STOXX Ltd. introduced the STOXX® Low Carbon index family in February to help investors reduce the carbon footprint of their portfolios. For the development of the index family, we partnered with the non-profit organization CDP (former Carbon Disclosure Project) and South Pole to use their emission-related datasets.
Our team at STOXX recently talked to Susan Dreyer, Country Director DACH Region at CDP Europe, about the power of measurement and information disclosure, the investors' role in addressing climate change and the effectiveness of our new indexes.
CDP data enables investors to analyze the environmental risks and financial opportunities across their portfolios, which was also shown to generate sustainable and often superior shareholder returns. This equips them to engage their investment portfolio companies on natural capital use and help protect their assets against the risks from climate change and also future regulation in this areas, and alert company management to these risks. We are extremely happy that through the STOXX index partnership we can now add substantial index coverage for investor benchmarks, some of which are not only innovative but first ever of its kind.
The STOXX Low Carbon Indices are a major building block in that process. What we really like about them is they not only allow and encourage investment flows into companies with lower emission intensities within their sector or universe, but also track universes of companies who report through CDP. The latter ensures that companies follow the acknowledged standardized CDP reporting framework and as such strategy path. It is particularly exciting to see one of the world's market leaders who owns famous indices like the EURO STOXX 50 or markets the DAX doing that. STOXX combined CDP and South Pole Group data into a comprehensive family of Low Carbon indices, catering different investor needs, helping them decarbonize and benefit from the transformation, which is good for them and good for the climate!
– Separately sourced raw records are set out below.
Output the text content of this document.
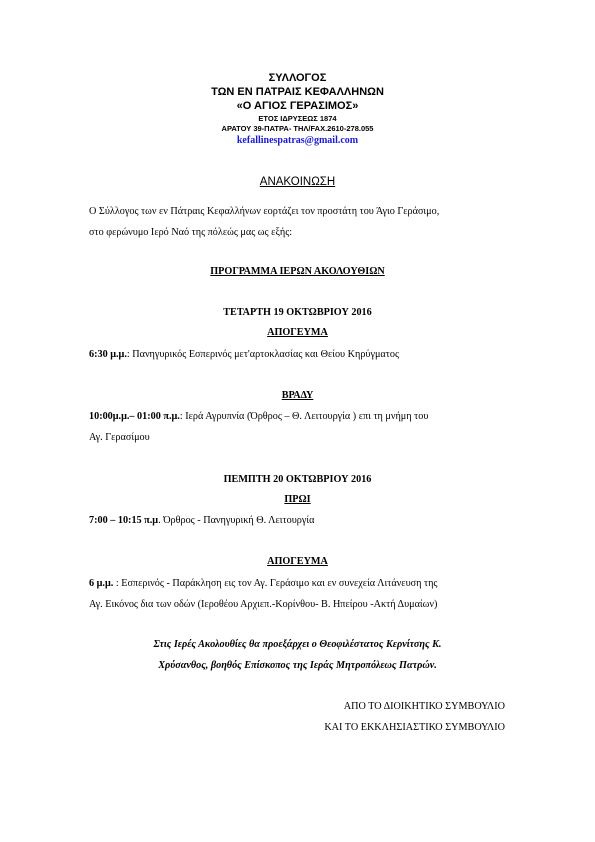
ΣΥΛΛΟΓΟΣ
ΤΩΝ ΕΝ ΠΑΤΡΑΙΣ ΚΕΦΑΛΛΗΝΩΝ
«Ο ΑΓΙΟΣ ΓΕΡΑΣΙΜΟΣ»
ΕΤΟΣ ΙΔΡΥΣΕΩΣ 1874
ΑΡΑΤΟΥ 39-ΠΑΤΡΑ- ΤΗΛ/FAX.2610-278.055
kefallinespatras@gmail.com
ΑΝΑΚΟΙΝΩΣΗ
Ο Σύλλογος των εν Πάτραις Κεφαλλήνων εορτάζει τον προστάτη του Άγιο Γεράσιμο,
στο φερώνυμο Ιερό Ναό της πόλεώς μας ως εξής:
ΠΡΟΓΡΑΜΜΑ ΙΕΡΩΝ ΑΚΟΛΟΥΘΙΩΝ
ΤΕΤΑΡΤΗ 19 ΟΚΤΩΒΡΙΟΥ 2016
ΑΠΟΓΕΥΜΑ
6:30 μ.μ.: Πανηγυρικός Εσπερινός μετ'αρτοκλασίας και Θείου Κηρύγματος
ΒΡΑΔΥ
10:00μ.μ.– 01:00 π.μ.: Ιερά Αγρυπνία (Όρθρος – Θ. Λειτουργία ) επι τη μνήμη του
Αγ. Γερασίμου
ΠΕΜΠΤΗ 20 ΟΚΤΩΒΡΙΟΥ 2016
ΠΡΩΙ
7:00 – 10:15 π.μ. Όρθρος - Πανηγυρική Θ. Λειτουργία
ΑΠΟΓΕΥΜΑ
6 μ.μ. : Εσπερινός - Παράκληση εις τον Αγ. Γεράσιμο και εν συνεχεία Λιτάνευση της
Αγ. Εικόνος δια των οδών (Ιεροθέου Αρχιεπ.-Κορίνθου- Β. Ηπείρου -Ακτή Δυμαίων)
Στις Ιερές Ακολουθίες θα προεξάρχει ο Θεοφιλέστατος Κερνίτσης Κ.
Χρύσανθος, βοηθός Επίσκοπος της Ιεράς Μητροπόλεως Πατρών.
ΑΠΟ ΤΟ ΔΙΟΙΚΗΤΙΚΟ ΣΥΜΒΟΥΛΙΟ
ΚΑΙ ΤΟ ΕΚΚΛΗΣΙΑΣΤΙΚΟ ΣΥΜΒΟΥΛΙΟ
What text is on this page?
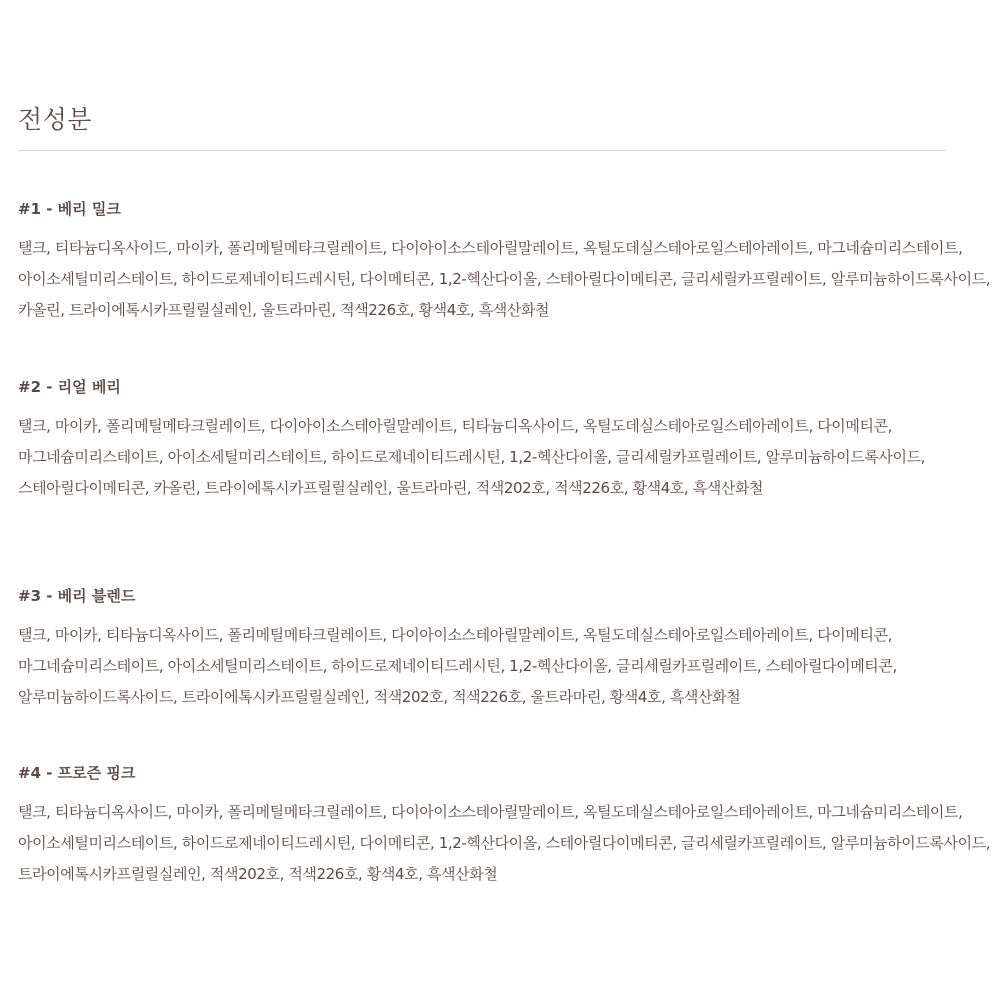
전성분
#1 - 베리 밀크

탤크, 티타늄디옥사이드, 마이카, 폴리메틸메타크릴레이트, 다이아이소스테아릴말레이트, 옥틸도데실스테아로일스테아레이트, 마그네슘미리스테이트, 아이소세틸미리스테이트, 하이드로제네이티드레시틴, 다이메티콘, 1,2-헥산다이올, 스테아릴다이메티콘, 글리세릴카프릴레이트, 알루미늄하이드록사이드, 카올린, 트라이에톡시카프릴릴실레인, 울트라마린, 적색226호, 황색4호, 흑색산화철

#2 - 리얼 베리

탤크, 마이카, 폴리메틸메타크릴레이트, 다이아이소스테아릴말레이트, 티타늄디옥사이드, 옥틸도데실스테아로일스테아레이트, 다이메티콘, 마그네슘미리스테이트, 아이소세틸미리스테이트, 하이드로제네이티드레시틴, 1,2-헥산다이올, 글리세릴카프릴레이트, 알루미늄하이드록사이드, 스테아릴다이메티콘, 카올린, 트라이에톡시카프릴릴실레인, 울트라마린, 적색202호, 적색226호, 황색4호, 흑색산화철

#3 - 베리 블렌드

탤크, 마이카, 티타늄디옥사이드, 폴리메틸메타크릴레이트, 다이아이소스테아릴말레이트, 옥틸도데실스테아로일스테아레이트, 다이메티콘, 마그네슘미리스테이트, 아이소세틸미리스테이트, 하이드로제네이티드레시틴, 1,2-헥산다이올, 글리세릴카프릴레이트, 스테아릴다이메티콘, 알루미늄하이드록사이드, 트라이에톡시카프릴릴실레인, 적색202호, 적색226호, 울트라마린, 황색4호, 흑색산화철

#4 - 프로즌 핑크

탤크, 티타늄디옥사이드, 마이카, 폴리메틸메타크릴레이트, 다이아이소스테아릴말레이트, 옥틸도데실스테아로일스테아레이트, 마그네슘미리스테이트, 아이소세틸미리스테이트, 하이드로제네이티드레시틴, 다이메티콘, 1,2-헥산다이올, 스테아릴다이메티콘, 글리세릴카프릴레이트, 알루미늄하이드록사이드, 트라이에톡시카프릴릴실레인, 적색202호, 적색226호, 황색4호, 흑색산화철
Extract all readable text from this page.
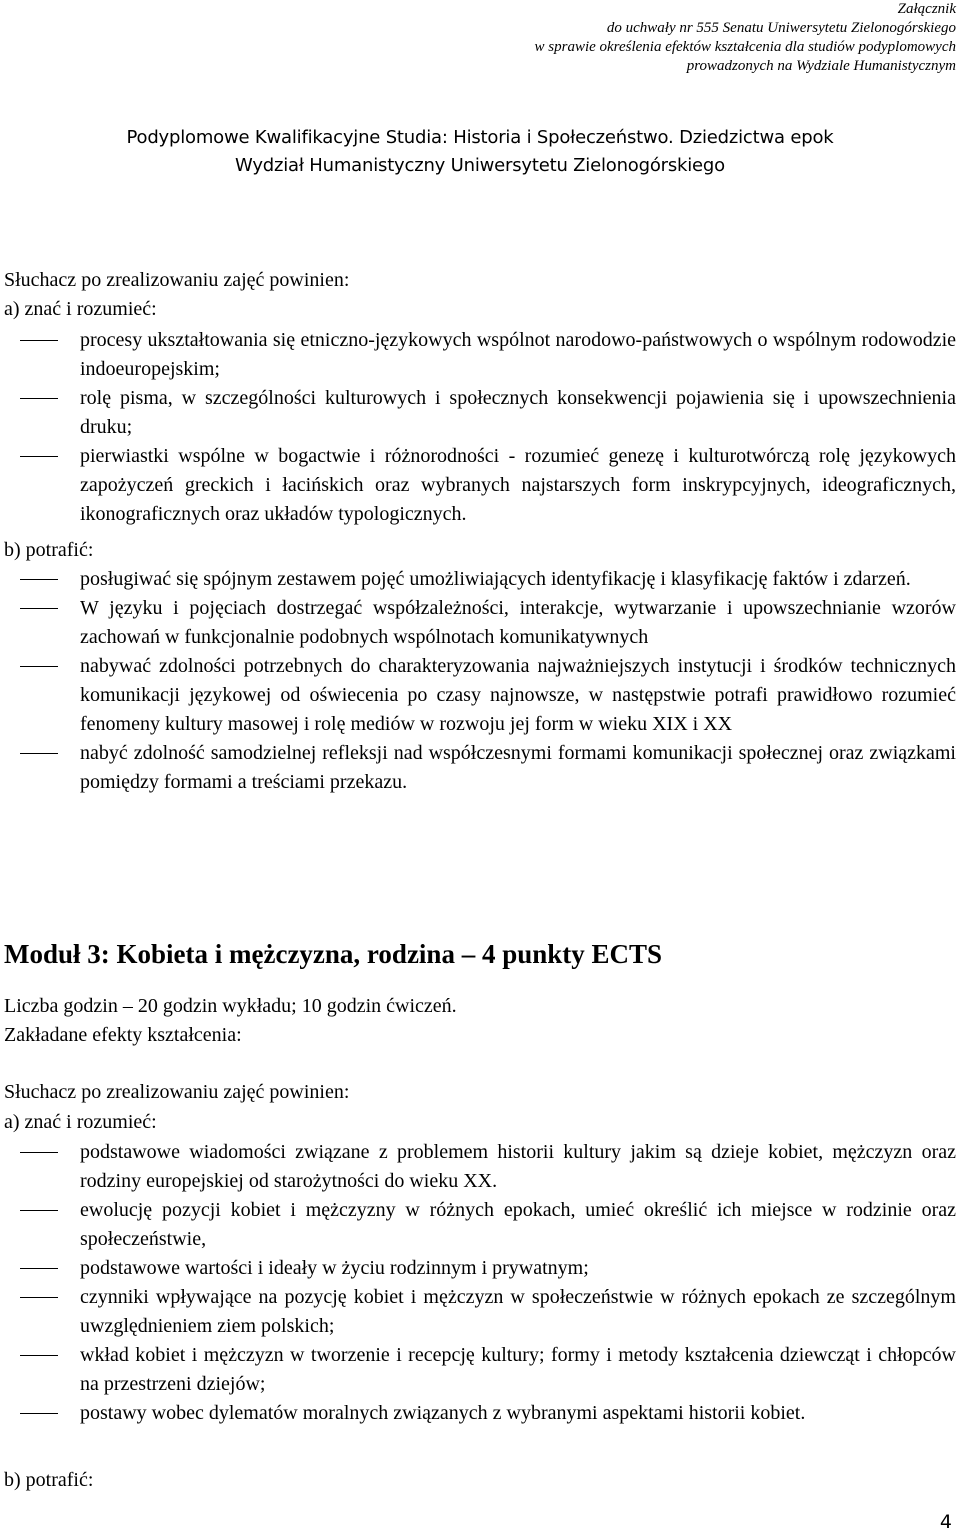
Załącznik
do uchwały nr 555 Senatu Uniwersytetu Zielonogórskiego
w sprawie określenia efektów kształcenia dla studiów podyplomowych
prowadzonych na Wydziale Humanistycznym
Podyplomowe Kwalifikacyjne Studia: Historia i Społeczeństwo. Dziedzictwa epok
Wydział Humanistyczny Uniwersytetu Zielonogórskiego
Słuchacz po zrealizowaniu zajęć powinien:
a) znać i rozumieć:
procesy ukształtowania się etniczno-językowych wspólnot narodowo-państwowych o wspólnym rodowodzie indoeuropejskim;
rolę pisma, w szczególności kulturowych i społecznych konsekwencji pojawienia się i upowszechnienia druku;
pierwiastki wspólne w bogactwie i różnorodności - rozumieć genezę i kulturotwórczą rolę językowych zapożyczeń greckich i łacińskich oraz wybranych najstarszych form inskrypcyjnych, ideograficznych, ikonograficznych oraz układów typologicznych.
b) potrafić:
posługiwać się spójnym zestawem pojęć umożliwiających identyfikację i klasyfikację faktów i zdarzeń.
W języku i pojęciach dostrzegać współzależności, interakcje, wytwarzanie i upowszechnianie wzorów zachowań w funkcjonalnie podobnych wspólnotach komunikatywnych
nabywać zdolności potrzebnych do charakteryzowania najważniejszych instytucji i środków technicznych komunikacji językowej od oświecenia po czasy najnowsze, w następstwie potrafi prawidłowo rozumieć fenomeny kultury masowej i rolę mediów w rozwoju jej form w wieku XIX i XX
nabyć zdolność samodzielnej refleksji nad współczesnymi formami komunikacji społecznej oraz związkami pomiędzy formami a treściami przekazu.
Moduł 3: Kobieta i mężczyzna, rodzina – 4 punkty ECTS
Liczba godzin – 20 godzin wykładu; 10 godzin ćwiczeń.
Zakładane efekty kształcenia:
Słuchacz po zrealizowaniu zajęć powinien:
a) znać i rozumieć:
podstawowe wiadomości związane z problemem historii kultury jakim są dzieje kobiet, mężczyzn oraz rodziny europejskiej od starożytności do wieku XX.
ewolucję pozycji kobiet i mężczyzny w różnych epokach, umieć określić ich miejsce w rodzinie oraz społeczeństwie,
podstawowe wartości i ideały w życiu rodzinnym i prywatnym;
czynniki wpływające na pozycję kobiet i mężczyzn w społeczeństwie w różnych epokach ze szczególnym uwzględnieniem ziem polskich;
wkład kobiet i mężczyzn w tworzenie i recepcję kultury; formy i metody kształcenia dziewcząt i chłopców na przestrzeni dziejów;
postawy wobec dylematów moralnych związanych z wybranymi aspektami historii kobiet.
b) potrafić:
4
Value chain emissions, in particular emissions from the supply chain and through the usage phase of products, can account up to 3 times, in some sectors even 8 times the direct emissions a company produces. So not including and managing the value chain would leave out a significant part of a company’s responsibility and influence. It would for instance allow companies to simply outsource high-emitting processes. But climate change is a global problem, one ton emitted in China does the same damage as one ton emitted in Europe. So we can only solve it, and we can only successfully decarbonize, if the value chain is part of the management. Companies awarded the best-possible CDP Climate Score A and thus tracked in the STOXX Global Climate Change Leaders Index are showcasing how this can be done.